The details that came with the certificate explained how the energy rating might be improved by taking energy saving measures. The biggest single measure suggested was that of installing solar panels: it was estimated that £238 per year might be saved by spending £9,000-£14,000 on the panels.
For someone with cash to spare, it would be a worthwhile investment. Yields on savings are so low that a return of £238 on £9,000-£14,000 might seem attractive. It would be comparable to an after tax yield of 1.7%-2.6%, and no institution can offer a comparable rate of return at the moment. Of course, for someone who does not have £9,000-£14,000 to spare, there is not the opportunity to save on energy.
Rich people can always live more cheaply than poor people. The idea that being rich means you can spend less money seems counter-intuitive, but becomes obvious when you think about who can travel to buy goods, who can buy in bulk, who can dictate the price they wish to pay, and who can obtain credit on the cheapest terms.
The idea of the rich living more cheaply than the poor is explored by Terry Pratchett in his novel Men at Arms: The Play. The logic of Captain Vimes in the novel is irrefutable:,
“The reason that the rich were so rich, Vimes reasoned, was because they managed to spend less money.
Take boots, for example. He earned thirty-eight dollars a month plus allowances. A really good pair of leather boots cost fifty dollars. But an affordable pair of boots, which were sort of OK for a season or two and then leaked like hell when the cardboard gave out, cost about ten dollars. Those were the kind of boots Vimes always bought, and wore until the soles were so thin that he could tell where he was in Ankh-Morpork on a foggy night by the feel of the cobbles.
But the thing was that good boots lasted for years and years.
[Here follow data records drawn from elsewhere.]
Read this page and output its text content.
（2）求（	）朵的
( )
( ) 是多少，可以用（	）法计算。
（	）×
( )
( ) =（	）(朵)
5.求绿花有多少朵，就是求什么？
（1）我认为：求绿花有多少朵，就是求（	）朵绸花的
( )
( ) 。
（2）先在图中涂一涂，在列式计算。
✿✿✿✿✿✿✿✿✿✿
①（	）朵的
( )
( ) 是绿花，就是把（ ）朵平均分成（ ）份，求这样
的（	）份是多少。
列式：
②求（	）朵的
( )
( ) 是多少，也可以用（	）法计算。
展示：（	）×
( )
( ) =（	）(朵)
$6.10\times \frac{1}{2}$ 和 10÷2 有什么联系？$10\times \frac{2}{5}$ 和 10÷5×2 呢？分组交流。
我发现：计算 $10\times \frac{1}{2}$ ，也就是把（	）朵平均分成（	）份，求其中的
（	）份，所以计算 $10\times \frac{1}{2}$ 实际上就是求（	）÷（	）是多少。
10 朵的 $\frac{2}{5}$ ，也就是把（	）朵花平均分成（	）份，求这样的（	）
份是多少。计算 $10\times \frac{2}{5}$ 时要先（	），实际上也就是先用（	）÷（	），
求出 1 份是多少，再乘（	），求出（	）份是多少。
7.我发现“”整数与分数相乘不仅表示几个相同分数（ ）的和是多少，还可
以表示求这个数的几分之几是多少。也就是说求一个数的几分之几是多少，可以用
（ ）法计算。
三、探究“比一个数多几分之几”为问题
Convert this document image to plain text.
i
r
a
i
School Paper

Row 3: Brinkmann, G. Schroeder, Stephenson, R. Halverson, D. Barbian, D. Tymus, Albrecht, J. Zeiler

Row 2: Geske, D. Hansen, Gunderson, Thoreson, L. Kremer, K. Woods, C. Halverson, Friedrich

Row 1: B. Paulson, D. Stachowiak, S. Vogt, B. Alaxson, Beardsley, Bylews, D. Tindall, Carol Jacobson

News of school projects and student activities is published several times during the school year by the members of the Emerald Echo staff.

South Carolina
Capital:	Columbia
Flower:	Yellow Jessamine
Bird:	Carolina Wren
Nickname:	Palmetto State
A man who could afford fifty dollars had a pair of boots that’d still be keeping his feet dry in ten years’ time, while the poor man who could only afford cheap boots would have spent a hundred dollars on boots in the same time and would still have wet feet.
This was the Captain Samuel Vimes’ ‘Boots’ theory of socioeconomic unfairness.”
Vimes is a man who would have shook his head at the thought of being unable to save £238 per year.